As already anticipated, paramagnetic centers can affect the NMR signals depending on the distance of the nuclei from the paramagnetic centers. Dissolving diamagnetic proteins into solutions containing paramagnetic molecules (either radicals or paramagnetic metal complexes) as co-solutes can thus allow for the identification of the protein residues on the surface of the molecule. Only these residues can, in fact, be approached within a short distance by the paramagnetic center, resulting in a large increase in their nuclear relaxation rate, with a consequent line broadening of the NMR signals [39,40]. Comparison of the NMR spectra acquired in the presence and in the absence of the paramagnetic co-solute can thus allow for the identification of the external residues. Using the same effect, the presence of intermolecular interactions and the molecular binding sites can be revealed by inspection of whether and which nuclear signals are broadened after the addition of a paramagnetic co-solute: the nuclei at the interaction site, in the presence of binding, behave as internal ones, although located in the external part of the isolated molecule (Figure 3). This approach, shown to be effective in solution even in large complexes, has been recently applied also in the solid state [41]. Of note, co-solute paramagnetic molecules represent a tool to speed up data acquisition in NMR spectroscopy by shortening the nuclear relaxation time and thus the necessary recycle delay [42].

Co-solute paramagnetic molecules can allow detection of binding between two proteins and identification of the binding sites.

Figure 3.
Co-solute paramagnetic molecules can allow detection of binding between two proteins and identification of the binding sites.

The nuclear signals on the surface of molecules/complexes are largely broadened by the co-solute paramagnetic molecules.

Figure 3.
Co-solute paramagnetic molecules can allow detection of binding between two proteins and identification of the binding sites.

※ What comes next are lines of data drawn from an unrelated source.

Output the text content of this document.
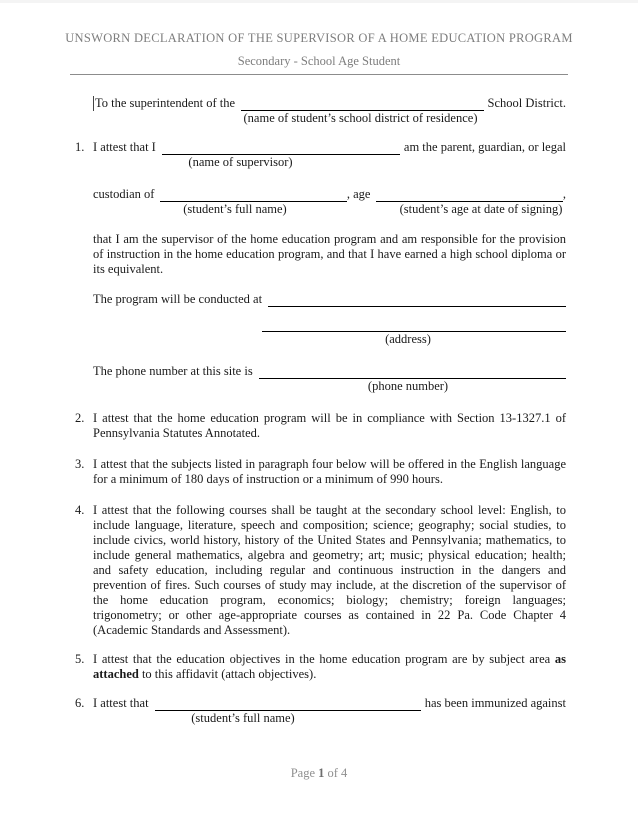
UNSWORN DECLARATION OF THE SUPERVISOR OF A HOME EDUCATION PROGRAM
Secondary - School Age Student
To the superintendent of the	School District.
(name of student’s school district of residence)
1. I attest that I	am the parent, guardian, or legal
(name of supervisor)
custodian of	, age	,
(student’s full name)	(student’s age at date of signing)
that I am the supervisor of the home education program and am responsible for the provision of instruction in the home education program, and that I have earned a high school diploma or its equivalent.
The program will be conducted at
(address)
The phone number at this site is
(phone number)
2. I attest that the home education program will be in compliance with Section 13-1327.1 of Pennsylvania Statutes Annotated.
3. I attest that the subjects listed in paragraph four below will be offered in the English language for a minimum of 180 days of instruction or a minimum of 990 hours.
4. I attest that the following courses shall be taught at the secondary school level: English, to include language, literature, speech and composition; science; geography; social studies, to include civics, world history, history of the United States and Pennsylvania; mathematics, to include general mathematics, algebra and geometry; art; music; physical education; health; and safety education, including regular and continuous instruction in the dangers and prevention of fires. Such courses of study may include, at the discretion of the supervisor of the home education program, economics; biology; chemistry; foreign languages; trigonometry; or other age-appropriate courses as contained in 22 Pa. Code Chapter 4 (Academic Standards and Assessment).
5. I attest that the education objectives in the home education program are by subject area as attached to this affidavit (attach objectives).
6. I attest that	has been immunized against
(student’s full name)
Page 1 of 4
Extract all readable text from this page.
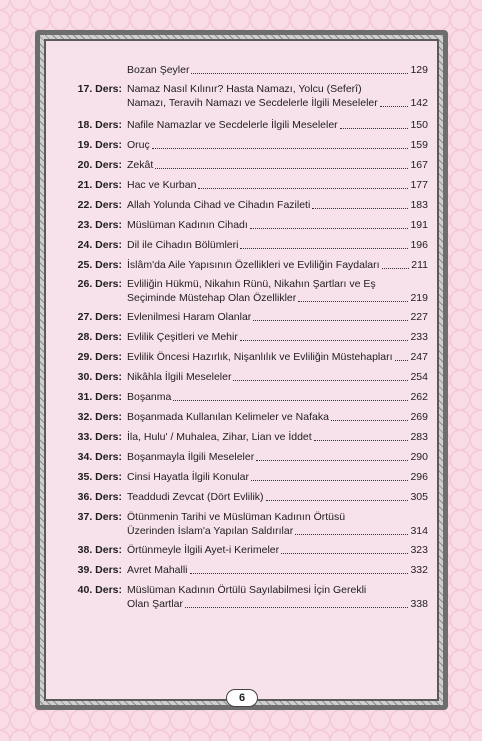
Bozan Şeyler	129
17. Ders: Namaz Nasıl Kılınır? Hasta Namazı, Yolcu (Seferî)
Namazı, Teravih Namazı ve Secdelerle İlgili Meseleler	142
18. Ders: Nafile Namazlar ve Secdelerle İlgili Meseleler	150
19. Ders: Oruç	159
20. Ders: Zekât	167
21. Ders: Hac ve Kurban	177
22. Ders: Allah Yolunda Cihad ve Cihadın Fazileti	183
23. Ders: Müslüman Kadının Cihadı	191
24. Ders: Dil ile Cihadın Bölümleri	196
25. Ders: İslâm'da Aile Yapısının Özellikleri ve Evliliğin Faydaları	211
26. Ders: Evliliğin Hükmü, Nikahın Rünü, Nikahın Şartları ve Eş
Seçiminde Müstehap Olan Özellikler	219
27. Ders: Evlenilmesi Haram Olanlar	227
28. Ders: Evlilik Çeşitleri ve Mehir	233
29. Ders: Evlilik Öncesi Hazırlık, Nişanlılık ve Evliliğin Müstehapları 247
30. Ders: Nikâhla İlgili Meseleler	254
31. Ders: Boşanma	262
32. Ders: Boşanmada Kullanılan Kelimeler ve Nafaka	269
33. Ders: İla, Hulu' / Muhalea, Zihar, Lian ve İddet	283
34. Ders: Boşanmayla İlgili Meseleler	290
35. Ders: Cinsi Hayatla İlgili Konular	296
36. Ders: Teaddudi Zevcat (Dört Evlilik)	305
37. Ders: Ötünmenin Tarihi ve Müslüman Kadının Örtüsü
Üzerinden İslam'a Yapılan Saldırılar	314
38. Ders: Örtünmeyle İlgili Ayet-i Kerimeler	323
39. Ders: Avret Mahalli	332
40. Ders: Müslüman Kadının Örtülü Sayılabilmesi İçin Gerekli
Olan Şartlar	338
6
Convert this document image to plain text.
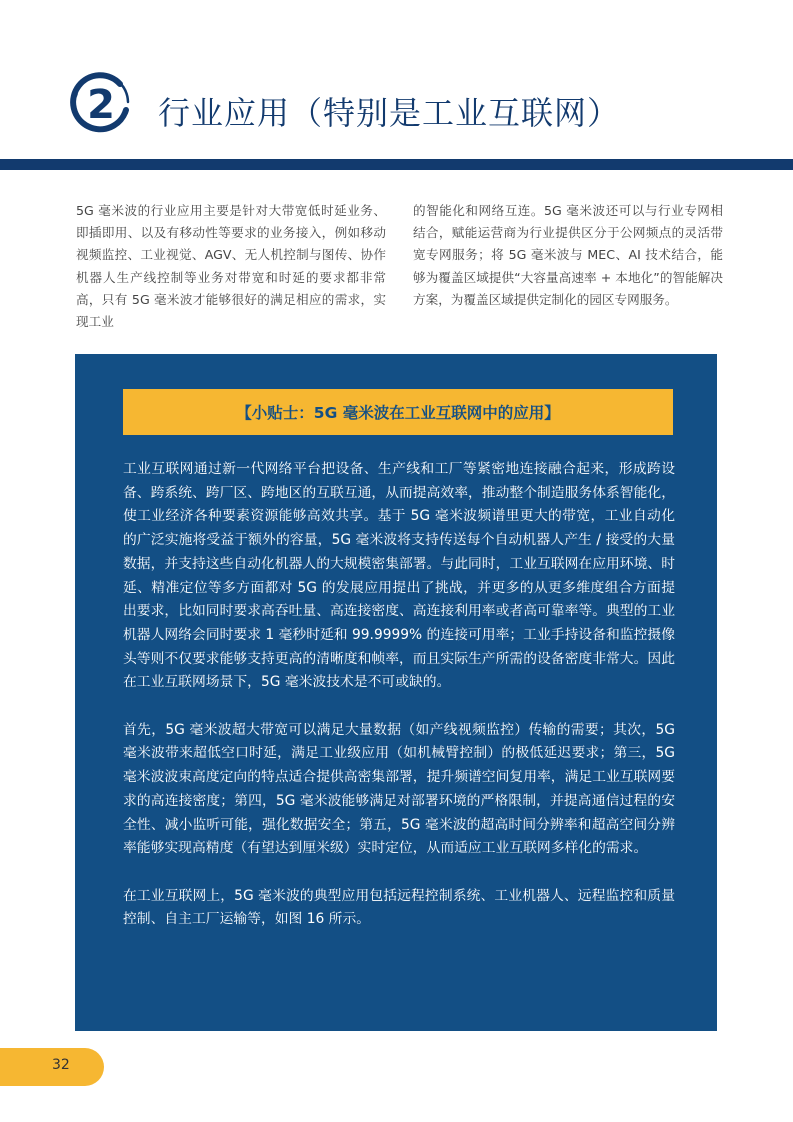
2	行业应用（特别是工业互联网）

5G 毫米波的行业应用主要是针对大带宽低时延业务、即插即用、以及有移动性等要求的业务接入，例如移动视频监控、工业视觉、AGV、无人机控制与图传、协作机器人生产线控制等业务对带宽和时延的要求都非常高，只有 5G 毫米波才能够很好的满足相应的需求，实现工业

的智能化和网络互连。5G 毫米波还可以与行业专网相结合，赋能运营商为行业提供区分于公网频点的灵活带宽专网服务；将 5G 毫米波与 MEC、AI 技术结合，能够为覆盖区域提供“大容量高速率 + 本地化”的智能解决方案，为覆盖区域提供定制化的园区专网服务。

【小贴士：5G 毫米波在工业互联网中的应用】

工业互联网通过新一代网络平台把设备、生产线和工厂等紧密地连接融合起来，形成跨设备、跨系统、跨厂区、跨地区的互联互通，从而提高效率，推动整个制造服务体系智能化，使工业经济各种要素资源能够高效共享。基于 5G 毫米波频谱里更大的带宽，工业自动化的广泛实施将受益于额外的容量，5G 毫米波将支持传送每个自动机器人产生 / 接受的大量数据，并支持这些自动化机器人的大规模密集部署。与此同时，工业互联网在应用环境、时延、精准定位等多方面都对 5G 的发展应用提出了挑战，并更多的从更多维度组合方面提出要求，比如同时要求高吞吐量、高连接密度、高连接利用率或者高可靠率等。典型的工业机器人网络会同时要求 1 毫秒时延和 99.9999% 的连接可用率；工业手持设备和监控摄像头等则不仅要求能够支持更高的清晰度和帧率，而且实际生产所需的设备密度非常大。因此在工业互联网场景下，5G 毫米波技术是不可或缺的。

首先，5G 毫米波超大带宽可以满足大量数据（如产线视频监控）传输的需要；其次，5G 毫米波带来超低空口时延，满足工业级应用（如机械臂控制）的极低延迟要求；第三，5G 毫米波波束高度定向的特点适合提供高密集部署，提升频谱空间复用率，满足工业互联网要求的高连接密度；第四，5G 毫米波能够满足对部署环境的严格限制，并提高通信过程的安全性、减小监听可能，强化数据安全；第五，5G 毫米波的超高时间分辨率和超高空间分辨率能够实现高精度（有望达到厘米级）实时定位，从而适应工业互联网多样化的需求。

在工业互联网上，5G 毫米波的典型应用包括远程控制系统、工业机器人、远程监控和质量控制、自主工厂运输等，如图 16 所示。

32
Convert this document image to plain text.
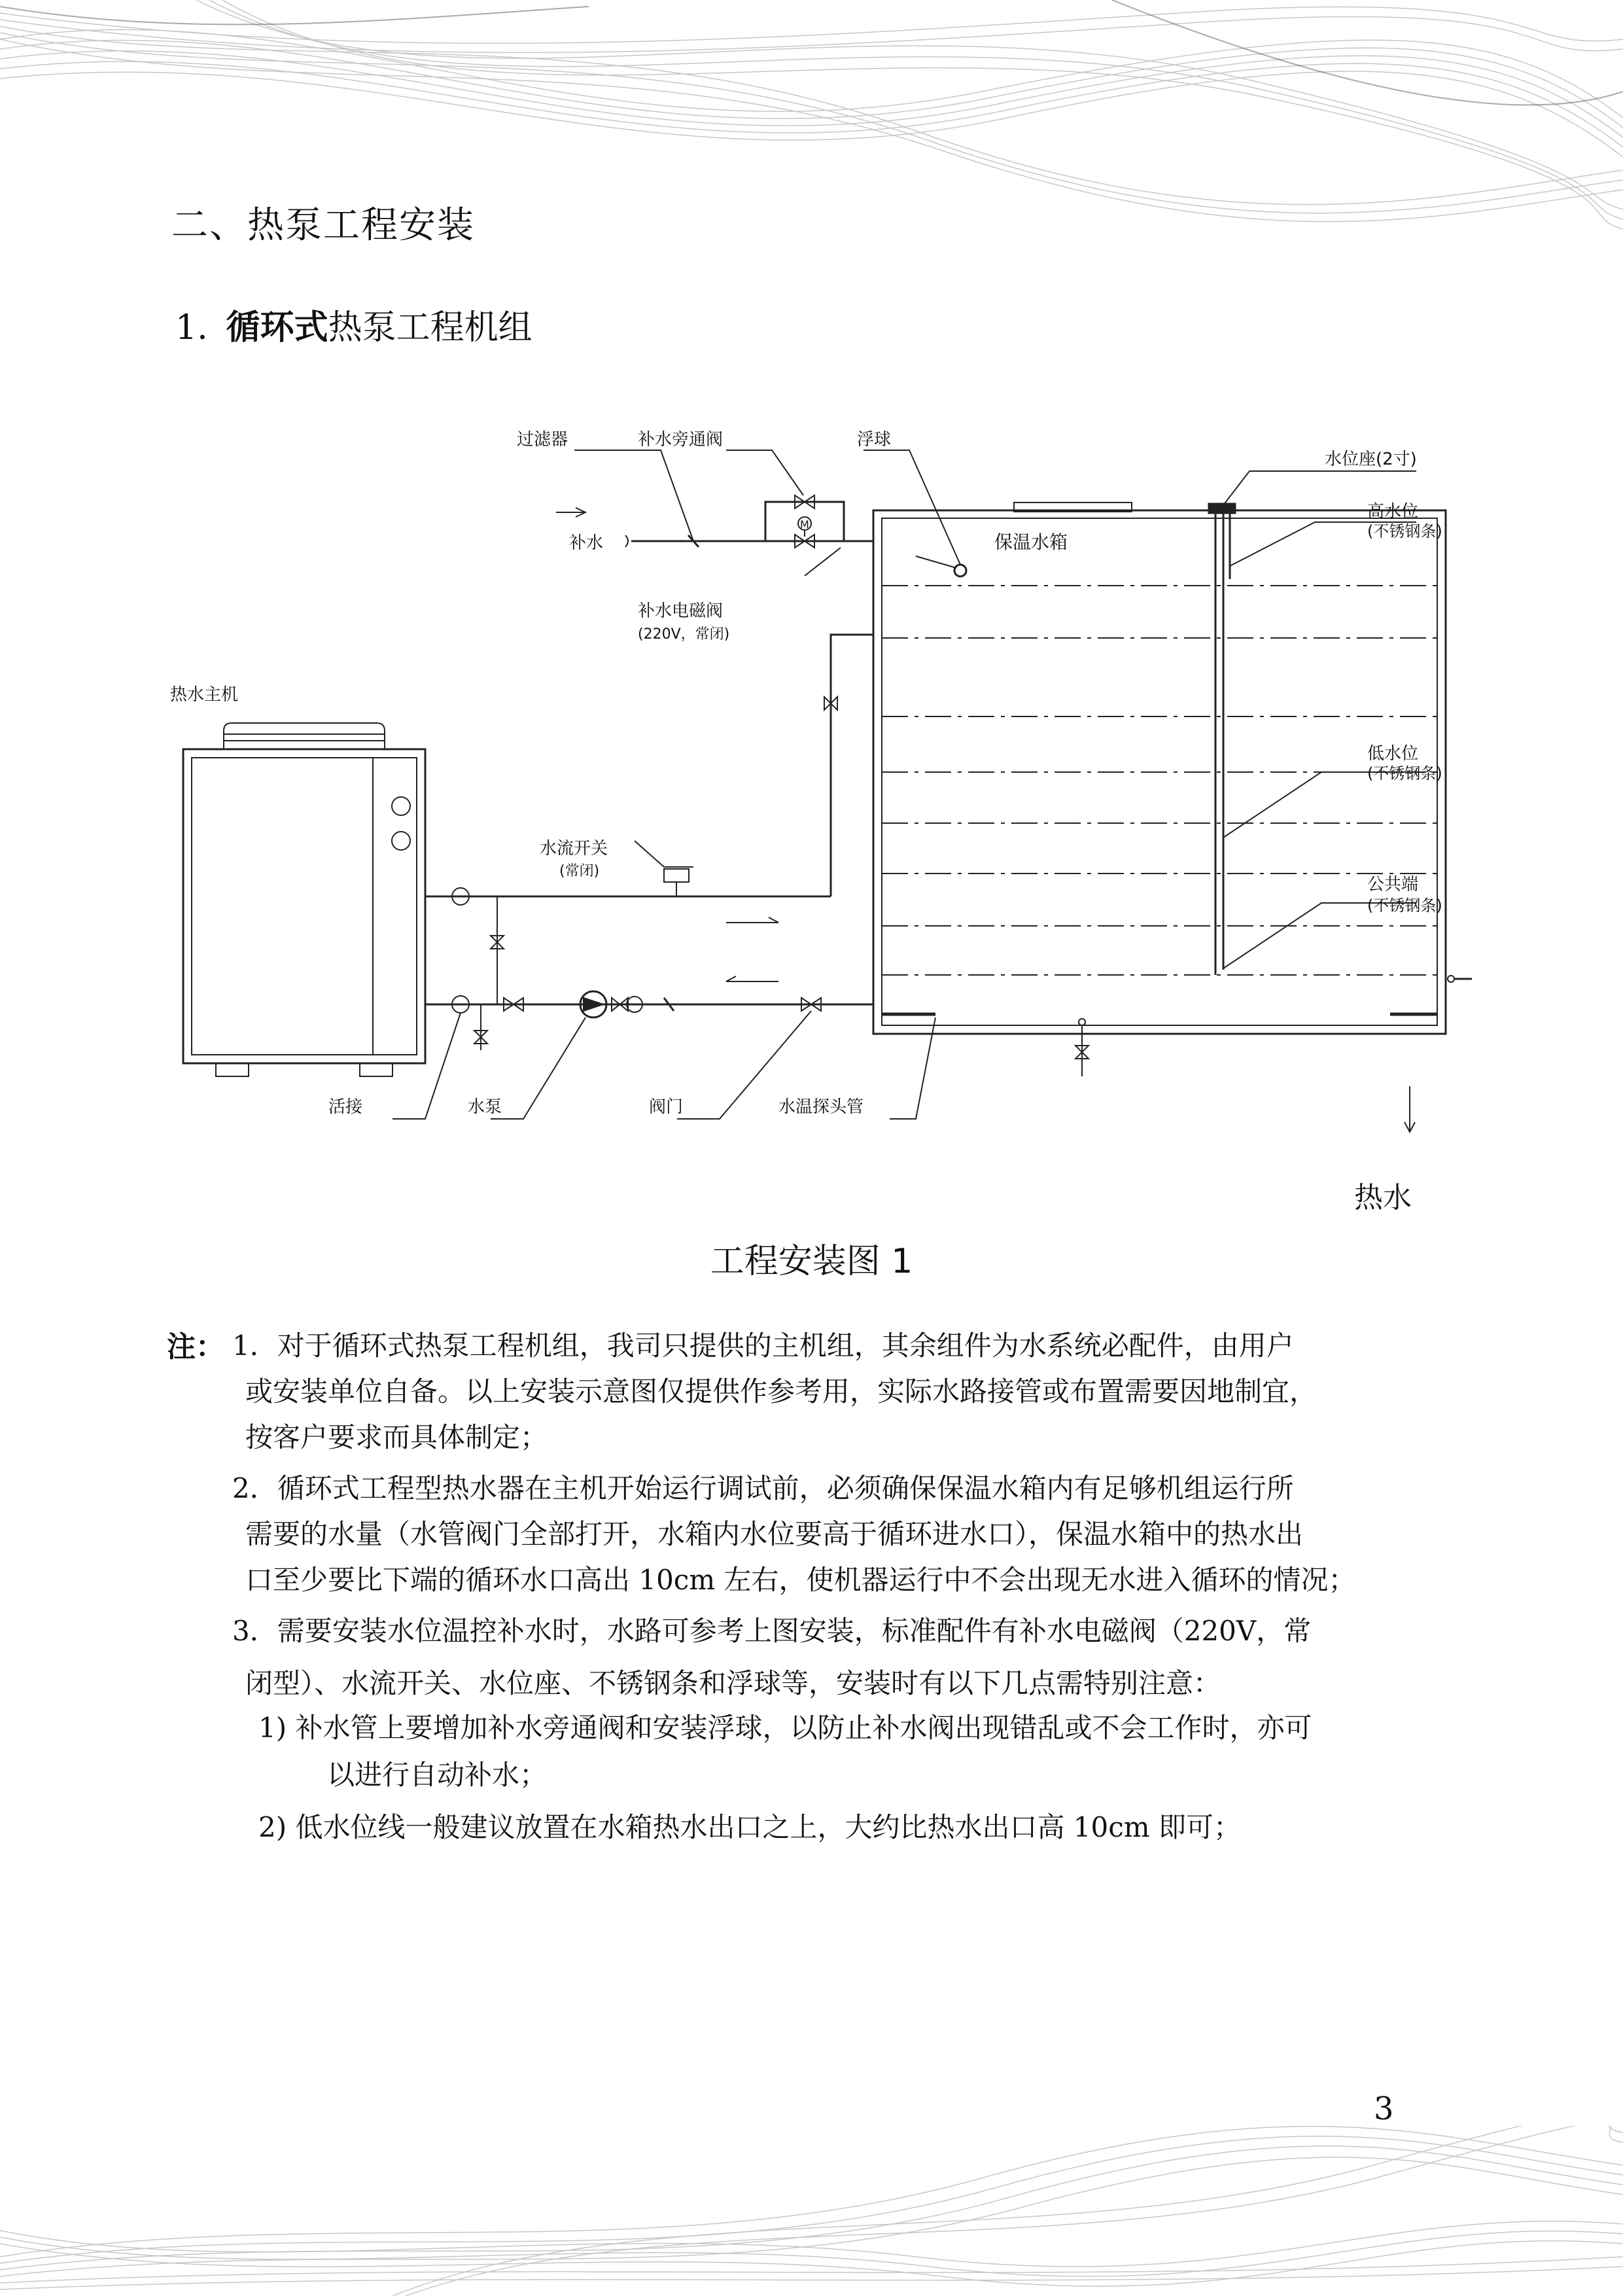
二、热泵工程安装
1. 循环式热泵工程机组
过滤器	补水旁通阀	浮球
水位座(2寸)
补水	保温水箱
高水位
(不锈钢条)
补水电磁阀
(220V，常闭)
热水主机
低水位
(不锈钢条)
水流开关
(常闭)
公共端
(不锈钢条)
活接	水泵	阀门	水温探头管
热水
M
工程安装图 1
注： 1．对于循环式热泵工程机组，我司只提供的主机组，其余组件为水系统必配件，由用户
或安装单位自备。以上安装示意图仅提供作参考用，实际水路接管或布置需要因地制宜，
按客户要求而具体制定；
2．循环式工程型热水器在主机开始运行调试前，必须确保保温水箱内有足够机组运行所
需要的水量（水管阀门全部打开，水箱内水位要高于循环进水口），保温水箱中的热水出
口至少要比下端的循环水口高出 10cm 左右，使机器运行中不会出现无水进入循环的情况；
3．需要安装水位温控补水时，水路可参考上图安装，标准配件有补水电磁阀（220V，常
闭型）、水流开关、水位座、不锈钢条和浮球等，安装时有以下几点需特别注意：
1) 补水管上要增加补水旁通阀和安装浮球，以防止补水阀出现错乱或不会工作时，亦可
以进行自动补水；
2) 低水位线一般建议放置在水箱热水出口之上，大约比热水出口高 10cm 即可；
3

The nuclear signals on the surface of molecules/complexes are largely broadened by the co-solute paramagnetic molecules.

The exploitation of the NMR line broadening to identify binding protein surfaces has been proposed also to study the presence of weak interactions between proteins and nanoparticles [43]. Under certain kinetic exchange regimes, the protein signals are exchange-mediated and remain visible even in the presence of binding to nanoparticles: the incorporation of paramagnetic centers into nanoparticles offers a high-sensitivity tool for mapping nanoparticle-binding surfaces on the protein. In addition, isothermal titration calorimetry measurements can be performed to investigate the thermodynamics of the interaction [43].

If a paramagnetic center is present within the molecule, either naturally or through the attachment of a paramagnetic tag (either a spin label or a paramagnetic metal complex), the observed PREs (typically measurable up to 20–25 Å from the effective paramagnetic centers) can be analyzed taking into account that they correlate with the distance between the paramagnetic center and the corresponding nuclei. This piece of information is precious as structural restraint in protocols aiming at calculating the structure of the investigated system, in conjunction with other types of data. For example, in solid state NMR, where distance restraints are difficult to obtain, PREs originating from the EDTA-Mn2+ complex attached to the B1 domain of streptococcal protein G (GB1) can drive toward the structure of the protein when used within the CS-Rosetta protocol [44]. Analogously, in solution, the PREs measured for the spin-labeled actin in the presence of thymosin β4 permitted to calculate the structure of the complex [45].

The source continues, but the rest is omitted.